In particular, reranking is to take an initial set of potentially relevant documents and sort them based on their actual relevance to the query. This is typically more accurate than the initial retrieval step because:
- It can perform a more detailed comparison between the query and each document
- It can consider semantic meaning rather than just keyword matching(for keyword search)
- It assigns relevance scores that can be used for filtering or prioritizing results
There are several reranking methods, cohere’s reranker is a popular one of them.
4. Result output
The last step is to prompt the LLM to generate the response based on the retrieved documents. With all the context from the previous steps, dify uses ReAct(Reasoning + Acting) pattern to interact with the LLM and generate the most relevant response.

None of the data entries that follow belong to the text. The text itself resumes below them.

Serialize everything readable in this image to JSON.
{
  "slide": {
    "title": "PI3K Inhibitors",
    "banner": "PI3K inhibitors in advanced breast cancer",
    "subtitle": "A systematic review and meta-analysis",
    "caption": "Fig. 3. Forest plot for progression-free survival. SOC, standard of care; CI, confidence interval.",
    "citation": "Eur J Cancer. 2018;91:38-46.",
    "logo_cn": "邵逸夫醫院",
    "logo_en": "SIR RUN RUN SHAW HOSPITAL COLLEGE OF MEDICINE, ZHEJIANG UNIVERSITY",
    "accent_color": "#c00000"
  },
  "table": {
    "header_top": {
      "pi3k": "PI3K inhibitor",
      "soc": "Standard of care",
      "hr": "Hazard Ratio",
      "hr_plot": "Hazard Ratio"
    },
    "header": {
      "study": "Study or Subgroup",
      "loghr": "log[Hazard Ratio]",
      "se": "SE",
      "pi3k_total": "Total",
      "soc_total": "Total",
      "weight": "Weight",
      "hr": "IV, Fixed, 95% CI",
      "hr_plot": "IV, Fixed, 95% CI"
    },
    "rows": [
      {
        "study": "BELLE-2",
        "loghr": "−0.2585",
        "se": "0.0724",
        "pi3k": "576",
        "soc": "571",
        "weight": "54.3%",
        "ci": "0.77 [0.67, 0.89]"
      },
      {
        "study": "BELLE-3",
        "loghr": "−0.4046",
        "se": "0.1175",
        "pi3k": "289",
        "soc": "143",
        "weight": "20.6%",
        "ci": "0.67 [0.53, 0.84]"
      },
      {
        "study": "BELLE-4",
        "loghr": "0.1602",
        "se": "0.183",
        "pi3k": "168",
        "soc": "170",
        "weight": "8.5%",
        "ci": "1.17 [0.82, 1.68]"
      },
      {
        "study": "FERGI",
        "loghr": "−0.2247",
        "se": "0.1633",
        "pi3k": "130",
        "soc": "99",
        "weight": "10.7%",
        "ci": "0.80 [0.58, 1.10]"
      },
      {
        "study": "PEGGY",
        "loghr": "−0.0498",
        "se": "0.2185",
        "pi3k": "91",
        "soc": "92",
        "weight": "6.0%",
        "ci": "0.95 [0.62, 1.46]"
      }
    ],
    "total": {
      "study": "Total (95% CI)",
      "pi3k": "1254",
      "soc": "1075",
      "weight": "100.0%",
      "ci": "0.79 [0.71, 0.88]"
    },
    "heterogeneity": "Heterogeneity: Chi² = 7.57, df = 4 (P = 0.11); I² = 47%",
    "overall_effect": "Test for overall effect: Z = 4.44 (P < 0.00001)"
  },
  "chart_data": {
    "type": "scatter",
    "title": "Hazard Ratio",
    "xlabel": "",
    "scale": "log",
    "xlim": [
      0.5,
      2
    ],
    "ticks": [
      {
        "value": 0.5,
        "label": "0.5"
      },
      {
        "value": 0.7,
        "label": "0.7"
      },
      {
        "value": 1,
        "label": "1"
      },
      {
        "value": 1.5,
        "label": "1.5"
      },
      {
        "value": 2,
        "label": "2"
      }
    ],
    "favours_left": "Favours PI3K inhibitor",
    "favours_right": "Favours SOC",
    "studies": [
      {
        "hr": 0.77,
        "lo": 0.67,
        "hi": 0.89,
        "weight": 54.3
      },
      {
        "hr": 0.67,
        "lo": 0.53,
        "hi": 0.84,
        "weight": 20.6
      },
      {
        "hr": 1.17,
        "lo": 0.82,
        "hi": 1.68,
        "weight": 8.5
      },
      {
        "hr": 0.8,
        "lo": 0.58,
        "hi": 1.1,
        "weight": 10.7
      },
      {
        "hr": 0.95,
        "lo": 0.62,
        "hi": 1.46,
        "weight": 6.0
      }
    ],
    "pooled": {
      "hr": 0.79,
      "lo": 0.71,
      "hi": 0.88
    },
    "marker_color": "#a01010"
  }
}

specifially it works like this:
- Thinks about the problem
- Takes an action (selects a dataset)
- Observes the result
- Continues this cycle until reaching a final answer
Final thoughts
This is merely a very concise overview of the RAG engine in Dify. In my opinion, although we have the extremely powerful LLM to assist us in understanding nearly everything, the complexity of the RAG system might still be in data ETL and information retrieval. These aren’t new ideas. Thus, I strongly suspect that, at least for now, we don’t need to put in a great deal of engineering effort anymore.
As for the future, I have particular interest in how the multi-model RAG would roll out as the LLM models are evolving super fast. This is really an exciting era.